Стасик приподымается на стуле, обнимает, целует бабушку.
— Сестра ему пишет, еще раз пишет, а он, мерзавец, не отвечает!
— Он, тетенька, не может. — Стасик опускается на стул. — Он в настоящее время в тюрьме сидит. Ему переписка ограничена.
— Что?.. — Бабушка снова всплескивает руками, пенсне снова падает. — Сашка в тюрьме? Каков! А? Бог наказал! Я ему говорыла: Бог все видит!
— Как — в тюрьме? — не верит мама. — Почему? За что?
— За анекдот.
— Что значит — за анекдот? Какой анекдот?
— Этого мы в точности не знаем, — объясняет Стасик. — Это соседка наша, Потычиха, так на него показала, что он анекдот будто бы рассказывал — не то про колхозы, не то про попугая этого, который в райкоме жил.
— Что за бред?.. — Мама садится на кровать. — Какой анекдот? Какой райком? Безумие, коллективное помешательство… Нет, это уму непостижимо! Чтобы дядя Саша принялся рассказывать анекдоты? В свои шестьдесят пять лет? Кому? Зачем?

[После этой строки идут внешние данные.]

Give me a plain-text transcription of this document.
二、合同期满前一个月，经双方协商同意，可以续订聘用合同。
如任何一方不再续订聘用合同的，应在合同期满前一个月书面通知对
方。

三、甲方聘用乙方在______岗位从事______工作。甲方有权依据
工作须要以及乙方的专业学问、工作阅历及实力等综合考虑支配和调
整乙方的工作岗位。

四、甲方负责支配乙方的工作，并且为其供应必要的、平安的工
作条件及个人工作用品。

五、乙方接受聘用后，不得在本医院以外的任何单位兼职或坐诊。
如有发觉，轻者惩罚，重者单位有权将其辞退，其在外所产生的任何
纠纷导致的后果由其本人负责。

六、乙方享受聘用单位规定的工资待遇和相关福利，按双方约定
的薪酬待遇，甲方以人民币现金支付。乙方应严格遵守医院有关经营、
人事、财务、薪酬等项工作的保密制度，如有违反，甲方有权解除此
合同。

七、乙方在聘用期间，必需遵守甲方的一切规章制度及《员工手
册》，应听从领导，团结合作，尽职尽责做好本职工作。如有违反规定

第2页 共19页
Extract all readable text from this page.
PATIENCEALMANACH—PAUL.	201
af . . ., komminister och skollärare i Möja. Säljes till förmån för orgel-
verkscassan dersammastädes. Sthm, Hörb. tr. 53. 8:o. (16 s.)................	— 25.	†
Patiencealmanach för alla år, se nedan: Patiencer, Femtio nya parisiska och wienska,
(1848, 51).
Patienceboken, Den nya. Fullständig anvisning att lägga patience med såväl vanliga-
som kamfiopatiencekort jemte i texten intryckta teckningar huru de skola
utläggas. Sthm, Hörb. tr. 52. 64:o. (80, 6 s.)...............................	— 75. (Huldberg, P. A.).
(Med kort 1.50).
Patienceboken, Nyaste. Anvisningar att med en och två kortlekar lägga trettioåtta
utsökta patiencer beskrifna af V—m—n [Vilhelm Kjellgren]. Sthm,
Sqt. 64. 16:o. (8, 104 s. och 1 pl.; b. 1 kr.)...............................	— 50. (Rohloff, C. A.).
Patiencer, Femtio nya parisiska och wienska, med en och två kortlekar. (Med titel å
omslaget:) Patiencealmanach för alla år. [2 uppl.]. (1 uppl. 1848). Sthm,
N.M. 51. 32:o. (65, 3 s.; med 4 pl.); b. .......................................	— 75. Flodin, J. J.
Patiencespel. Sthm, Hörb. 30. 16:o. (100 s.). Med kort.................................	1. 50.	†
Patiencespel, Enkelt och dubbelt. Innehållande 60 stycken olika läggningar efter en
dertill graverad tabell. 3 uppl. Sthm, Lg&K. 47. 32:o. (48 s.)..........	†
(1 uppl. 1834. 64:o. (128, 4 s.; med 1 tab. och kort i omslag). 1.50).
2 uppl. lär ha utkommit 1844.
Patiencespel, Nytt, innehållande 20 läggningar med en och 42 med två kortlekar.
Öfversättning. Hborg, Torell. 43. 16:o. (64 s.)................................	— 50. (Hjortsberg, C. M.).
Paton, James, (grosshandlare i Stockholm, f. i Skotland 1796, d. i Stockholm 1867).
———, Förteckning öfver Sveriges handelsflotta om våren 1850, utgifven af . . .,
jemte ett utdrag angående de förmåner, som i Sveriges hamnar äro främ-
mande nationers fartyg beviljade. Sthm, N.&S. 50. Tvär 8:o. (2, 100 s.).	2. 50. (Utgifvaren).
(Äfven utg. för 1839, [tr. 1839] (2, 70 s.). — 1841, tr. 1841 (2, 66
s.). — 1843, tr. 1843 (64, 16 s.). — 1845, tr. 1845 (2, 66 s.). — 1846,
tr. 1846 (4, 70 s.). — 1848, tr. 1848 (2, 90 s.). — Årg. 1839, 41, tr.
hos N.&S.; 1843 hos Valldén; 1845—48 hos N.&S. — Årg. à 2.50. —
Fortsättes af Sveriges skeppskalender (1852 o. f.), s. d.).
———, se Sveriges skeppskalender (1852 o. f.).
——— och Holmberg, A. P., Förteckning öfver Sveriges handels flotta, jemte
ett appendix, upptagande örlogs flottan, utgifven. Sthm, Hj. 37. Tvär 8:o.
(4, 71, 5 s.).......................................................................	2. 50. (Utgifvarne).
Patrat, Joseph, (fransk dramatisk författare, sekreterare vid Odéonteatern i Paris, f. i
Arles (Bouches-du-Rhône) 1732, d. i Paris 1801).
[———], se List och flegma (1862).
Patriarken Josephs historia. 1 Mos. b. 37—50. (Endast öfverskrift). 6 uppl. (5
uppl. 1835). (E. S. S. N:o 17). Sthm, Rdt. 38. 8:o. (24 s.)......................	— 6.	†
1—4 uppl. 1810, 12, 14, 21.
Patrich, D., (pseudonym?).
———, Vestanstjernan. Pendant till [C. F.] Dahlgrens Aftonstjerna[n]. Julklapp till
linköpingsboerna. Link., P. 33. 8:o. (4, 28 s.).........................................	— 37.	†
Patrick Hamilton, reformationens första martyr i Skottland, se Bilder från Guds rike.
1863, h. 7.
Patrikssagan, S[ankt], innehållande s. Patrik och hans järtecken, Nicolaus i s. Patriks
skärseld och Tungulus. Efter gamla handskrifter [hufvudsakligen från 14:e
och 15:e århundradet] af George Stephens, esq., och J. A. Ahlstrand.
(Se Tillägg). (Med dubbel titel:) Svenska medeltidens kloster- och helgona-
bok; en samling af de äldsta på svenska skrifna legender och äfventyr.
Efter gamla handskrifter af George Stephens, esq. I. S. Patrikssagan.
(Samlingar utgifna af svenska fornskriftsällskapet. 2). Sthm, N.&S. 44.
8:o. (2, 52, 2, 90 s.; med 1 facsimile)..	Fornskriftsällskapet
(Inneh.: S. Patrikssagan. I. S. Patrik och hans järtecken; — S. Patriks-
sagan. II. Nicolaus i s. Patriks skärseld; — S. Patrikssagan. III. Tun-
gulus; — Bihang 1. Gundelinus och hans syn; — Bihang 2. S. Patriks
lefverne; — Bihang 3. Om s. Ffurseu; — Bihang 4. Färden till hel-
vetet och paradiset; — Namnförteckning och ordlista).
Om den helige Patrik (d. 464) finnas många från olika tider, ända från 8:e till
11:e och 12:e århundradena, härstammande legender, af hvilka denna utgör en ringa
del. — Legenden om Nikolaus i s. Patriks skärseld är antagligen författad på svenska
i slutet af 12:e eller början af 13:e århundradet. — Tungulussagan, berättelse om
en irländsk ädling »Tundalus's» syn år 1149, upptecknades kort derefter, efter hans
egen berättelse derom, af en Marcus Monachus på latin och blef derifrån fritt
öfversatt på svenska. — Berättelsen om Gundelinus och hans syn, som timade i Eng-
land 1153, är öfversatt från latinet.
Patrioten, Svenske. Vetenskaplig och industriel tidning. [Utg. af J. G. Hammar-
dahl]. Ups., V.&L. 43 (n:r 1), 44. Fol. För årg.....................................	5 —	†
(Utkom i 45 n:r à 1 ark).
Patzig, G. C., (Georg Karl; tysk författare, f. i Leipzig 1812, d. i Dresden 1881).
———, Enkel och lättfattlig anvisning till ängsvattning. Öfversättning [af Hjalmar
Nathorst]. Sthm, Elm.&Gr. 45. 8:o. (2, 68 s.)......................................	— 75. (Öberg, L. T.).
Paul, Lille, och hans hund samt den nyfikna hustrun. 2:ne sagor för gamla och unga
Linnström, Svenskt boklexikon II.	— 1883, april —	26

— Я ему говору: твоя сестра умирает! А он руки в бруки, и засвистел, и пошел! — рассказывает бабушка. — Я сказала: не думай, Бог мои слезы видит!
— Только ненормальный может в это поверить, — сердится мама. — Анекдот! Какие анекдоты, когда он двух слов связать не в состоянии! Трех классов в свое время не осилил. У него столько же чувства юмора, сколько у колхозного барана!
Стасик вздыхает:
— Я, Ниночка, по этому случаю и приехал. Чтобы вы написать помогли. По-родственному, значит. Вы люди грамотные, знаете, как дело представить. Я уж тут сам, как умел, изложил… — Он раскрывает свой чемоданчик, вытаскивает оттуда кипу бумаг. Папа смотрит на них и сопит носом. — Поскольку у Павла Александровича машинка пишущая имеется… А то там от руки писанное не принимают. Я уж все выяснил. Я отца родного в беде не брошу, хоть до самого Сталина дойду!.. — Стасик закрывает лицо шапкой и всхлипывает.
— Не переживай, — утешает мама. — Не переживай, я уверена, что все разъяснится. Это такая несусветная чушь! Ни один мало-мальски здравомыслящий человек не может отнестись к этому всерьез.
— Все из-за машинки швейной затеялось, — рассказывает Стасик. — Потычиха давно на нее, на машинку-то нашу, зарилась. Только мы не предполагали, что она до такого низкого поступка дойдет. Целую жизнь, можно сказать, соседи, и ничего такого особо плохого отродясь промеж нас не было.
— Объясни, пожалуйста, по порядку — так, чтобы можно было понять, — требует мама, — при чем тут машинка?
— Так она, Ниночка, думает, что ей за это машинку отдадут — за то, что она на отца сообщила.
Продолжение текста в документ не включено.